A few weeks ago I already twittered a screenshot that showed what disassembled code looks like in IDA Pro after automatically importing function information from MSDN. Today, I have finally managed to upload our IDA Pro script, ida-msdn, to the zynamics GitHub account. If you are analyzing Windows executable files in IDA Pro you can now benefit from automated API calls documentation.
There is a slight problem, however. Since we can not distribute the MSDN documentation ourselves for legal reasons, you need to have your own local installation of the MSDN. Furthermore, the import process is divided into two parts.
At first you have to parse your local MSDN documentation into an XML file. This can be done with msdn-crawler, another open source zynamics project. msdn-crawler parses your locally installed Windows API documentation files from the MSDN and generates an XML file that contains information about Windows API functions (description, argument names and descriptions, and return values). In this first version, msdn-crawler finds 33984 Windows API functions in the MSDN and generates an XML file that contains more than 30 MB of function information. To see a brief example of what the XML file looks like, please check the readme.txt file on GitHub.

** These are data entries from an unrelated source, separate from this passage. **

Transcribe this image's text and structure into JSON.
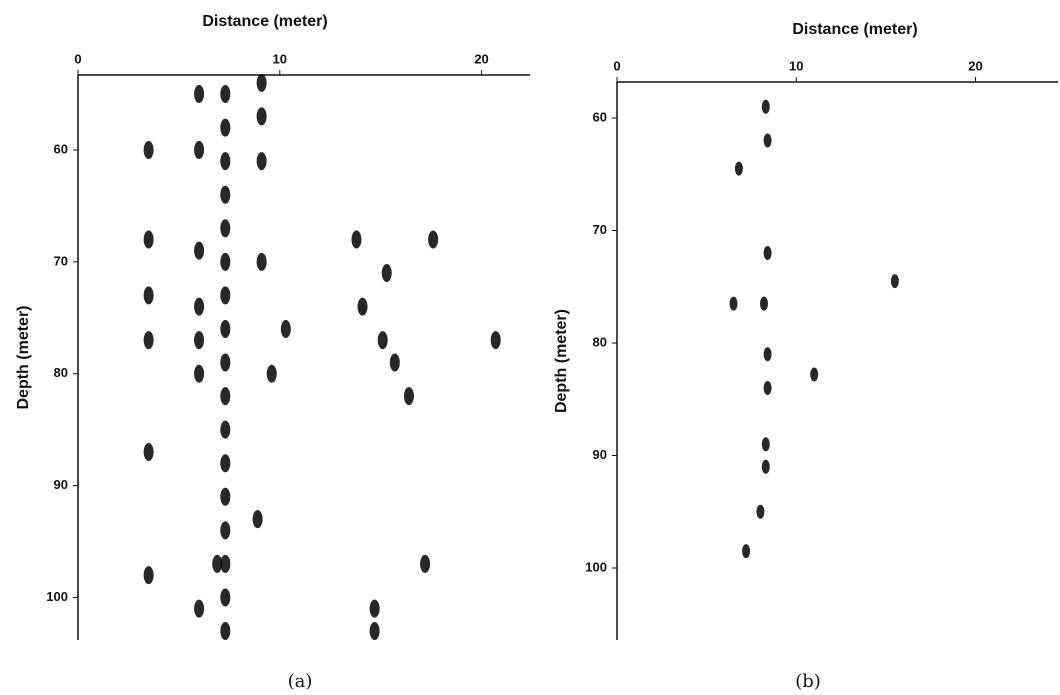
{
  "chart_data": [
    {
      "type": "scatter",
      "caption": "(a)",
      "xlabel": "Distance (meter)",
      "ylabel": "Depth (meter)",
      "xlim": [
        0,
        22.4
      ],
      "ylim": [
        53.3,
        103.8
      ],
      "xticks": [
        0,
        10,
        20
      ],
      "yticks": [
        60,
        70,
        80,
        90,
        100
      ],
      "y_inverted": true,
      "color": "#111111",
      "x": [
        7.3,
        7.3,
        7.3,
        7.3,
        7.3,
        7.3,
        7.3,
        7.3,
        7.3,
        7.3,
        7.3,
        7.3,
        7.3,
        7.3,
        7.3,
        7.3,
        7.3,
        6.0,
        6.0,
        6.0,
        6.0,
        6.0,
        6.0,
        9.1,
        9.1,
        9.1,
        9.1,
        9.6,
        10.3,
        3.5,
        3.5,
        3.5,
        3.5,
        3.5,
        3.5,
        13.8,
        15.3,
        14.1,
        15.1,
        15.7,
        16.4,
        17.6,
        20.7,
        14.7,
        14.7,
        17.2,
        8.9,
        6.9,
        6.0
      ],
      "values": [
        55,
        58,
        61,
        64,
        67,
        70,
        73,
        76,
        79,
        82,
        85,
        88,
        91,
        94,
        97,
        100,
        103,
        55,
        60,
        69,
        74,
        77,
        80,
        54,
        57,
        61,
        70,
        80,
        76,
        60,
        68,
        73,
        77,
        87,
        98,
        68,
        71,
        74,
        77,
        79,
        82,
        68,
        77,
        101,
        103,
        97,
        93,
        97,
        101
      ]
    },
    {
      "type": "scatter",
      "caption": "(b)",
      "xlabel": "Distance (meter)",
      "ylabel": "Depth (meter)",
      "xlim": [
        0,
        24.6
      ],
      "ylim": [
        56.8,
        106.4
      ],
      "xticks": [
        0,
        10,
        20
      ],
      "yticks": [
        60,
        70,
        80,
        90,
        100
      ],
      "y_inverted": true,
      "color": "#111111",
      "x": [
        8.3,
        8.4,
        8.4,
        6.5,
        8.2,
        8.4,
        8.4,
        11.0,
        8.3,
        8.3,
        8.0,
        7.2,
        6.8,
        15.5
      ],
      "values": [
        59,
        62,
        72,
        76.5,
        76.5,
        81,
        84,
        82.8,
        89,
        91,
        95,
        98.5,
        64.5,
        74.5
      ]
    }
  ]
}
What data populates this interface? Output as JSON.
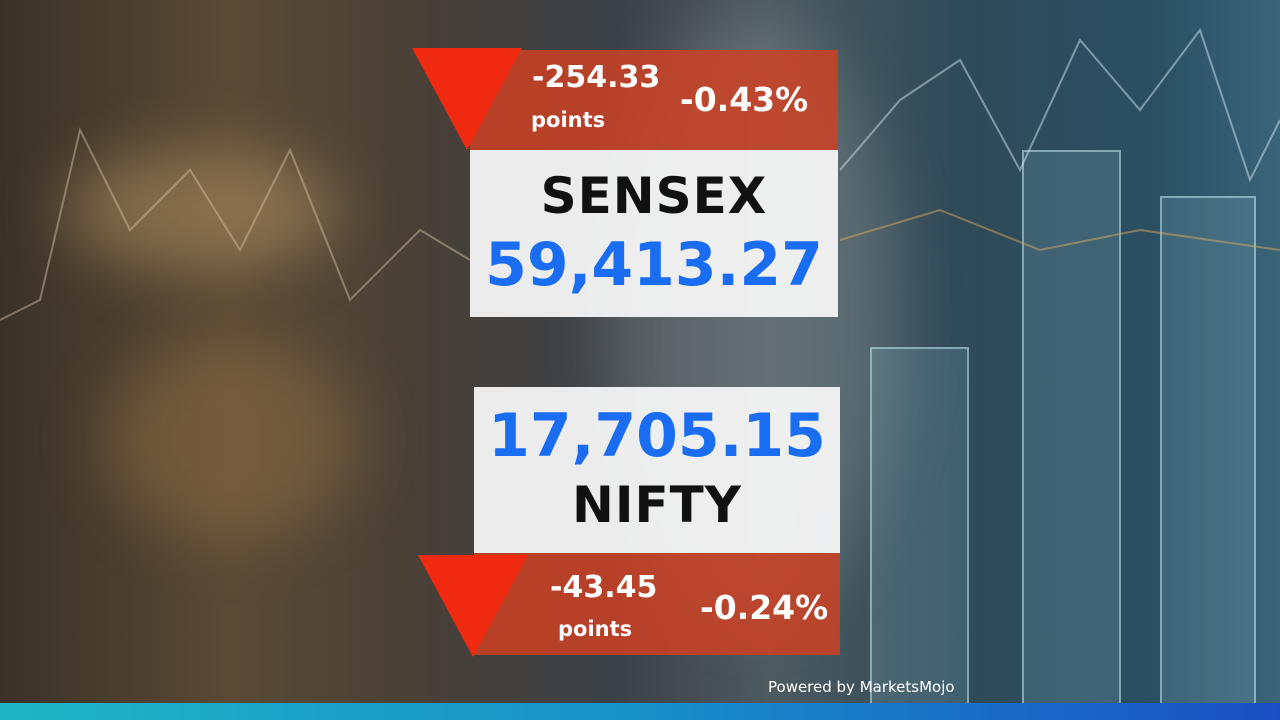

Once you have generated the msdn.xml file with msdn-parser you can use ida-msdn to import Windows API documentation into arbitrary IDB files. ida-msdn does two things: First, ida-msdn tries to match imported functions found in the IDB file to function information from the XML file. When information about an imported function is found, the information is imported from the XML file into the IDB file. Second, ida-msdn tries to find out if you are actually working on a DLL file (like shell32.dll or user32.dll) that exports Windows API functions. In that case, the exported functions recognized by ida-msdn are annotated with information from the XML file too.